I wanted to use the verbiage that Wrox had in their book because they explained it to a tee! This is basically the environment that I created for the application that we redesigned. Here was the setup:
Windows NT Server running SQL Server. On the same machine was a custom DLL written in C++ that used with the Microsoft XML parser also known as the DOM (Document Object Model). The DLL made a connection to a SQL Server database when it was initialized and then waited for a transaction. Since this was a DLL, there had to be an application to launch the DLL. I wrote the server side in Visual BASIC and added a reference to the C++ DLL in the server side application. I refer to the Server part I wrote as a BROKER. All it did was open a Service Port on the server and waited for a client to connect to it via a socket. When a connection came in, it was accepted by the VB application. When data came in on the socket, the XML was passed from the VB application to a method in the C++ DLL. The C++ DLL had all the logic in it to deal with the requests. This was done for speed. Once the DLL was done with processing the request, it spit back a string (an XML string) that was just passed back to the client application. When the client received the XML data, it disconnected from server. So the VB Application that ran server side was only passing data back and fourth and had no logic in it what-so-ever.
The VB application that ran server side would make only one connection to SQL Server (thus saving on SQL Server licenses), but the intent was to charge for connections to our server (VB Server).
There was also a client side DLL that was written in Visual BASIC. I wrapped all the DOM calls and XML calls into the DLL so it was totally transparent to the user of the COM object. Basically all you had to do to program the client side DLL was set a reference to it and call a method. The DLL took care of all the connecting, disconnecting and parsing of the XML. In fact if I hadn't told you it was XML based, you would never know it.

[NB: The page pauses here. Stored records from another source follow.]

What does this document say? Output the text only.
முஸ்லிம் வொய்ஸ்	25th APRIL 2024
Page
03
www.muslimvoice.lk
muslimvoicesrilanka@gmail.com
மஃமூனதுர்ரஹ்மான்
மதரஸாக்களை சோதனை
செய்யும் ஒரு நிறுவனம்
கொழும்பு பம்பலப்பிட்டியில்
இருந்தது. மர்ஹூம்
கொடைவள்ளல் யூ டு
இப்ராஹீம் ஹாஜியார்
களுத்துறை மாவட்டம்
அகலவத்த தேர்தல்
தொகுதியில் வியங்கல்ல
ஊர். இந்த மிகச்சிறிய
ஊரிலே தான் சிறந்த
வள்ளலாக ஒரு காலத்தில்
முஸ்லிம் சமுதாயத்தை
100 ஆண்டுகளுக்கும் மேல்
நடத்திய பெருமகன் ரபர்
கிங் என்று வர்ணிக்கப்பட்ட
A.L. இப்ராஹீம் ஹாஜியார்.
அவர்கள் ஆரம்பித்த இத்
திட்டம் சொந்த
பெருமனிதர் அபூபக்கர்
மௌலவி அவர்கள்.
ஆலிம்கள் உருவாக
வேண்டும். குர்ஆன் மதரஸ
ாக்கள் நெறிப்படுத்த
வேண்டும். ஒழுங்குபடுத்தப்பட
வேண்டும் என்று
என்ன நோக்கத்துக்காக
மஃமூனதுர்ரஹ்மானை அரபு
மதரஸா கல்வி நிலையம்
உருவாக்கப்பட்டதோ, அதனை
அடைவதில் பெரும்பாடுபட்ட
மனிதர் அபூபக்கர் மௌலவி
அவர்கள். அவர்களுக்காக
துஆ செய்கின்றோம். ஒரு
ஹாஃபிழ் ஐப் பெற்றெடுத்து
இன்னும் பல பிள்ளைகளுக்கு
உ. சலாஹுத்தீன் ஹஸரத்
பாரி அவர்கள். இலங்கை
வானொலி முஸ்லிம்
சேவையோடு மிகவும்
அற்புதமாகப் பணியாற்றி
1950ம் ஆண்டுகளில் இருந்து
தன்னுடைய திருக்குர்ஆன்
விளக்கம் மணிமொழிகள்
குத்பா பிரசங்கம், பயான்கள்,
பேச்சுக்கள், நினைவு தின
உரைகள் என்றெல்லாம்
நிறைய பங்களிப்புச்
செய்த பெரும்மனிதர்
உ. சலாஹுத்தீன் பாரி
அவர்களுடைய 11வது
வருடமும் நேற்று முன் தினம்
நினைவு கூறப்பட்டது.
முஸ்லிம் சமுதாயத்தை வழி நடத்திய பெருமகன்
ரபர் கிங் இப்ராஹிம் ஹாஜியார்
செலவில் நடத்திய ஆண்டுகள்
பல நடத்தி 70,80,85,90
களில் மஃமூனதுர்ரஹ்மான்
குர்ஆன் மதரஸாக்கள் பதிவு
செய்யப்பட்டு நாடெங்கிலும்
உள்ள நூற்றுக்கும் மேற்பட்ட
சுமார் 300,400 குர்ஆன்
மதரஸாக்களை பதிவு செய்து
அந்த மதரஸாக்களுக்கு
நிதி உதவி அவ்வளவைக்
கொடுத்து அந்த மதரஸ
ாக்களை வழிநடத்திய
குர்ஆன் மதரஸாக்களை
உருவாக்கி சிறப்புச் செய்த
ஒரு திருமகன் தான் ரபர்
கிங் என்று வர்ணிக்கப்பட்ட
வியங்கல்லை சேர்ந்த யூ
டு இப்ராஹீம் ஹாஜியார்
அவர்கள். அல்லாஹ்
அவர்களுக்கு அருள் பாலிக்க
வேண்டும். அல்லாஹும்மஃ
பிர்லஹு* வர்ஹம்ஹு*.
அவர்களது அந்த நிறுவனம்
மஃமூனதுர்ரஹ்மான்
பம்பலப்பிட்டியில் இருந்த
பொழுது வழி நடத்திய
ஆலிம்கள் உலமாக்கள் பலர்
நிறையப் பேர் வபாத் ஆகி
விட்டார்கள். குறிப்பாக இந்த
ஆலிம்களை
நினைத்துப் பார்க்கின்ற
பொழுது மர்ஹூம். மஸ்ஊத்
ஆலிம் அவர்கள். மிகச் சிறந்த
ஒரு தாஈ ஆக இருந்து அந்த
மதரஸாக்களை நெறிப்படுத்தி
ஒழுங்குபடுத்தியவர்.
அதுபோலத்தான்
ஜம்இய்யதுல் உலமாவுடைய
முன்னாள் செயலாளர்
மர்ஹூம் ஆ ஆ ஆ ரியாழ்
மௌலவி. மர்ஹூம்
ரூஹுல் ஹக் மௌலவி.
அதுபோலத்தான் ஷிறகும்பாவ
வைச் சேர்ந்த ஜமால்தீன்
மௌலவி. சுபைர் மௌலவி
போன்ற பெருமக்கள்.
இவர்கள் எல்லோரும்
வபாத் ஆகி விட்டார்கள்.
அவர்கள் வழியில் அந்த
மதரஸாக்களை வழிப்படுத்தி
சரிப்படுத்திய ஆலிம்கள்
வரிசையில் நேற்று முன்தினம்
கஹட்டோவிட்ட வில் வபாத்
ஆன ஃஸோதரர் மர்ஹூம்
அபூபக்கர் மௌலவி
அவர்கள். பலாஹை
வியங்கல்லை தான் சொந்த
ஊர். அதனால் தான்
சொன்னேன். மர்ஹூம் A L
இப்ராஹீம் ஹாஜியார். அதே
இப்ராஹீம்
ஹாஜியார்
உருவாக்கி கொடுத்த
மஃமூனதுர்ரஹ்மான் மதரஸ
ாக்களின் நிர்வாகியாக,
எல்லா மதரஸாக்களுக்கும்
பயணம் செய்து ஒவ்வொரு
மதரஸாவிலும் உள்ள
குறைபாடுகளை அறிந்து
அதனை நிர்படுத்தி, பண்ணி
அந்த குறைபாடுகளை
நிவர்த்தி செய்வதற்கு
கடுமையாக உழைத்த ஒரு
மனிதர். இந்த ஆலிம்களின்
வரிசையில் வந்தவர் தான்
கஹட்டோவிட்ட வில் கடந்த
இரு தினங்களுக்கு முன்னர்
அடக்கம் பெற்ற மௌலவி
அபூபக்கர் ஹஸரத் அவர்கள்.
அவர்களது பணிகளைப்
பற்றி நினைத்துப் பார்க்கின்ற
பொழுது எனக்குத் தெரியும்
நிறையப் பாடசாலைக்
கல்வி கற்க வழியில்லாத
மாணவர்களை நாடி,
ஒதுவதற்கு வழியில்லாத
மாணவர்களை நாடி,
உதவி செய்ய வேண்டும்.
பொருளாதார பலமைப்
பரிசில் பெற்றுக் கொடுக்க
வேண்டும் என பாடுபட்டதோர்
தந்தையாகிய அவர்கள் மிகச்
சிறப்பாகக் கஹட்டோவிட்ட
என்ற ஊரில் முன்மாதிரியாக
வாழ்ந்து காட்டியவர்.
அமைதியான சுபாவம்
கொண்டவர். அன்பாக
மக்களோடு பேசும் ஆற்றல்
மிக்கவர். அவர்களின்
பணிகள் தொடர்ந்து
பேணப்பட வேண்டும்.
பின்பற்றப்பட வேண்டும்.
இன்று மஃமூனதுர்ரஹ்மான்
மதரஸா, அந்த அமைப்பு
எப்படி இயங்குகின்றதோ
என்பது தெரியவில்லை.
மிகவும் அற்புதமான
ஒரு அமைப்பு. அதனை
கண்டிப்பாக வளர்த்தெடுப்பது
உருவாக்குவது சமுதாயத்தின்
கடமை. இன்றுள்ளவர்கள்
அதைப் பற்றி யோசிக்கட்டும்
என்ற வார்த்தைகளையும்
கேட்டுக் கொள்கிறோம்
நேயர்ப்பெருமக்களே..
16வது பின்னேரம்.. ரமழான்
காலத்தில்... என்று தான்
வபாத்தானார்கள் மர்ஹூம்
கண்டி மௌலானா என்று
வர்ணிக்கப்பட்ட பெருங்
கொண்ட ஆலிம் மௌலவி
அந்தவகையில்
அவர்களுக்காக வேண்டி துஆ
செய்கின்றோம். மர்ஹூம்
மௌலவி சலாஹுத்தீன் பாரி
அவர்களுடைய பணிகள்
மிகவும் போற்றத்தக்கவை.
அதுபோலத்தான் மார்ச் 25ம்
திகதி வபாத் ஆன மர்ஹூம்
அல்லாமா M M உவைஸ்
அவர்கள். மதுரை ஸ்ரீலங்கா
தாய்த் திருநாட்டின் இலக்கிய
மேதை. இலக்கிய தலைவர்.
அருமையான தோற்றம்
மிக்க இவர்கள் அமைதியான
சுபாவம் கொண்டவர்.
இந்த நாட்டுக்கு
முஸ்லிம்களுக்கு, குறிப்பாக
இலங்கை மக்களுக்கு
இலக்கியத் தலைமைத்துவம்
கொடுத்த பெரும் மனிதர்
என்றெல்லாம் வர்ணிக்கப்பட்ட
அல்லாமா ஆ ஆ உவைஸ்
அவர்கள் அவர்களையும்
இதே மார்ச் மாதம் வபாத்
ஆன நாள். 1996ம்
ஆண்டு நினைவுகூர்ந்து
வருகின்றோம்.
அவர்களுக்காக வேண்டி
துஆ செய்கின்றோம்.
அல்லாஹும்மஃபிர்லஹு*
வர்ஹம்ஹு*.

In short, a socket is like a pipe that you open up between two machines that allows bi-directional communications over a network using TCP/IP for the protocol. You run the VB server application, it instantiates a C++ DLL and makes a connection to SQL Server. At that point the server is waiting for a connection.
You run the client application and the user does something that calls the client side DLL. Properties are set on the object and then a method is called. Inside the client DLL, the properties of the COM object are picked off and placed into the DOM. The DOM then creates and XML string with Elements and Tags in it. Then the client application makes a connection to the server, passes the XML string up the socket and waits for a response.
The VB server receives the response, takes the XML string and passes it to a method of the C++ DLL and it waits for a response. The VB server then takes the XML string from the C++ DLL and passes it back down the socket to the client.
The client receives the XML string from the server and loads it into the DOM for parsing. The values are pulled off the DOM and placed into properties of the object on the client side. Then the client issues a socket disconnect.
At that point it's ready for another transaction. This may seem like a lot, and it is, but on 95% of the transactions you'd never know the request went across the network and back.
The nice thing about this approach is that if you publish your XML routines and how to use them you could write applications that run on any platform, in any language. The socket part is nice because you can run the server anywhere in the world. Or the client as a matter of fact.
We had a guy on site that was having a problem with the client application. He called me up and I asked him for the IP. He gave it to me. I hooked the server 4 states away, right from my desktop. I was able to debug the application in the VB IDE and be connected to the data on a server 4 states away. Talk about an awesome development environment for debugging! That was sweet. I found the problem, and in 5 minutes I had e-mailed a new EXE to him. As with so many applications, it was a problem with data.
So there’s the long version of how XML was used in an application. There is an XML forum here that’s really good. A lot of it is over my head, but that’d be the place to ask questions.